For patients with chronic hepatitis B virus infection (CHB), serum mac-2-binding protein glycosylation isomer (M2BPGi) is a reliable marker for assessing liver fibrosis, according to results published in Clinical and Translational Gastroenterology.
M2BPGi presents a noninvasive alternative to the standard invasive liver biopsy for assessing liver fibrosis in CHB. Furthermore, M2BPGi appears to correlate well with histologic stages of liver fibrosis.

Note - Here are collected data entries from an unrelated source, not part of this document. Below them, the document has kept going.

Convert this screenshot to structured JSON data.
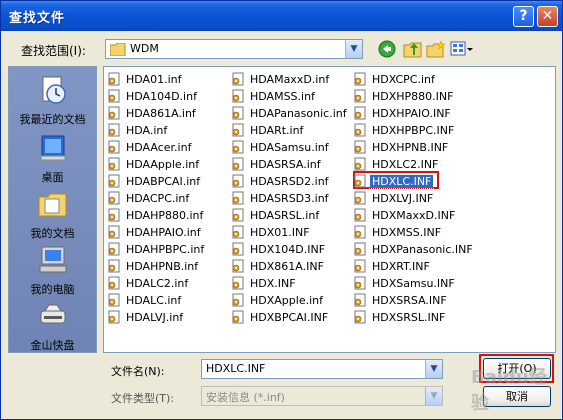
{
  "window": {
    "title": "查找文件",
    "help": "?",
    "close": "✕"
  },
  "look_in": {
    "label": "查找范围(I):",
    "value": "WDM"
  },
  "places": [
    {
      "name": "recent",
      "label": "我最近的文档"
    },
    {
      "name": "desktop",
      "label": "桌面"
    },
    {
      "name": "mydocs",
      "label": "我的文档"
    },
    {
      "name": "mycomputer",
      "label": "我的电脑"
    },
    {
      "name": "kuaipan",
      "label": "金山快盘"
    }
  ],
  "files": [
    [
      "HDA01.inf",
      "HDA104D.inf",
      "HDA861A.inf",
      "HDA.inf",
      "HDAAcer.inf",
      "HDAApple.inf",
      "HDABPCAI.inf",
      "HDACPC.inf",
      "HDAHP880.inf",
      "HDAHPAIO.inf",
      "HDAHPBPC.inf",
      "HDAHPNB.inf",
      "HDALC2.inf",
      "HDALC.inf",
      "HDALVJ.inf"
    ],
    [
      "HDAMaxxD.inf",
      "HDAMSS.inf",
      "HDAPanasonic.inf",
      "HDARt.inf",
      "HDASamsu.inf",
      "HDASRSA.inf",
      "HDASRSD2.inf",
      "HDASRSD3.inf",
      "HDASRSL.inf",
      "HDX01.INF",
      "HDX104D.INF",
      "HDX861A.INF",
      "HDX.INF",
      "HDXApple.inf",
      "HDXBPCAI.INF"
    ],
    [
      "HDXCPC.inf",
      "HDXHP880.INF",
      "HDXHPAIO.INF",
      "HDXHPBPC.INF",
      "HDXHPNB.INF",
      "HDXLC2.INF",
      "HDXLC.INF",
      "HDXLVJ.INF",
      "HDXMaxxD.INF",
      "HDXMSS.INF",
      "HDXPanasonic.INF",
      "HDXRT.INF",
      "HDXSamsu.INF",
      "HDXSRSA.INF",
      "HDXSRSL.INF"
    ]
  ],
  "selected_file": "HDXLC.INF",
  "file_name": {
    "label": "文件名(N):",
    "value": "HDXLC.INF"
  },
  "file_type": {
    "label": "文件类型(T):",
    "value": "安装信息 (*.inf)"
  },
  "buttons": {
    "open": "打开(O)",
    "cancel": "取消"
  },
  "watermark": "Baidu经验"
}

The study included participants with CBH treated with nucleos(t)ide analogues with baseline liver biopsies and retrievable serum samples (n=327). The researchers performed paired liver biopsies at 1 and 3 years.

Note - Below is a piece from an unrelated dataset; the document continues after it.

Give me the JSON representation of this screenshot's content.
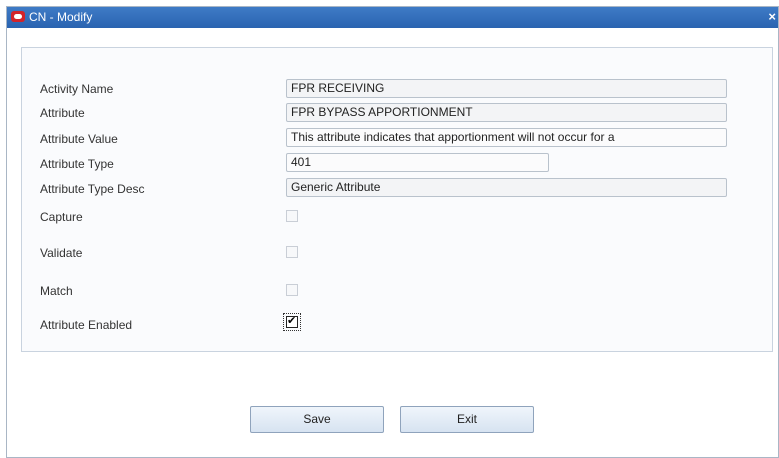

The median M2BPGi values increased progressively with more advanced stages of liver fibrosis. The median M2BPGi was 0.26 in liver histology with Ishak F0-1, 0.34 for F2, 0.57 for F3, and 1.21 for F4 (P <.01).

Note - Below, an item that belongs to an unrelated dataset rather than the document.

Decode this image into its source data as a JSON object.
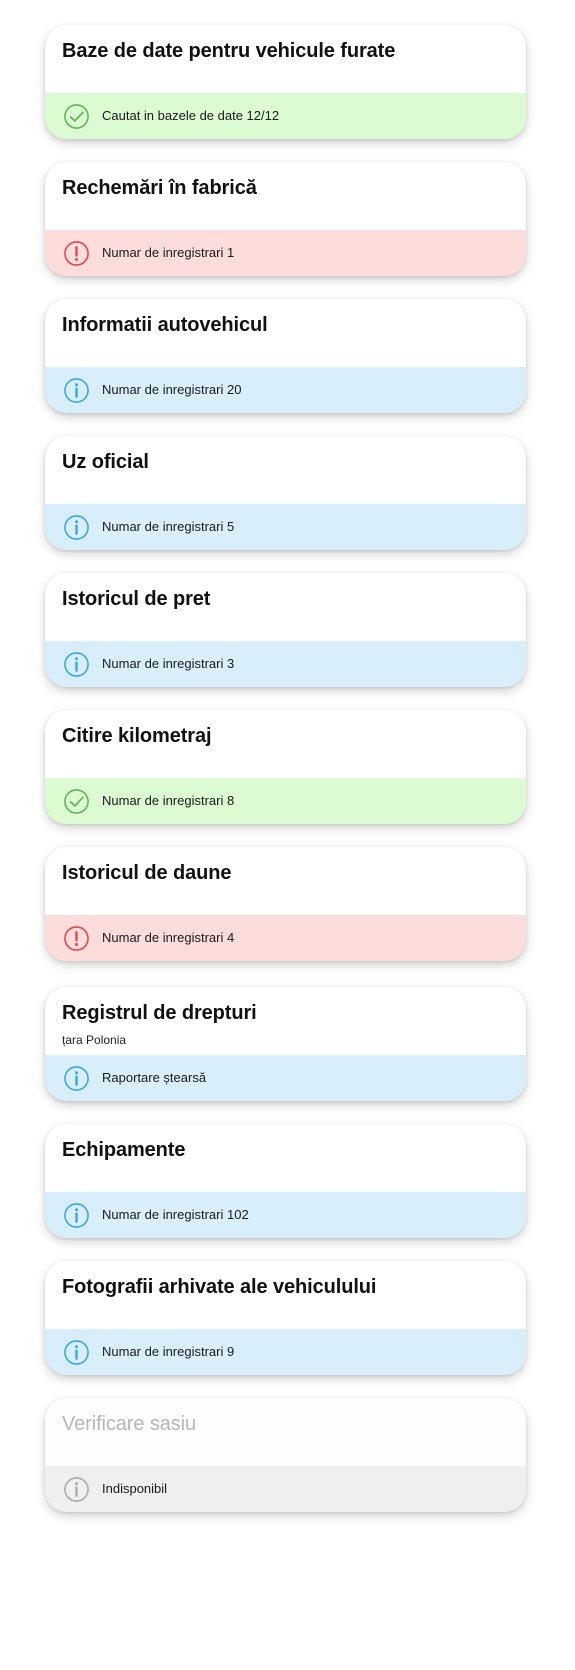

The area under the receiver operator curve for serum M2BPGi was 0.653 for diagnosing ≥F2, (95% CI, 0.608-0.698, P <.001), 0.795 for diagnosing ≥F3 (95% CI, 0.743-0.848; P <.001), and 0.914 for diagnosing F4 (95% CI, 0.815-1.00, P <.001).
The researchers found that the optimal serum M2BPGi cutoff values for diagnosing ≥F2, ≥F3, and F4 were 0.25, 0.45, and 0.96, respectively.
After multivariate analysis, the researchers found that MSBPGi was the most significant independent factor for ≥F3 compared with aspartate aminotransferase to platelet ratio, aspartate aminotransferase to alanine aminotransferase ratio, and fibrosis index based on 4 factors (odds ratio, 8.197; 95% CI, 2.699-24.897; P <.001).
“Serum M2BPGi is a potential marker to conveniently diagnose F3/F4 without needing a liver biopsy,” the study authors concluded.
Mak LY, Wong DK, Cheung KS, Seto WK, Lai CL, Yuen MF. Role of serum M2BPGi levels on diagnosing significant liver fibrosis and cirrhosis in treated patients with chronic hepatitis B virus infection. Clin Transl Gasteroenterol. 2018;9(6):163[CM1].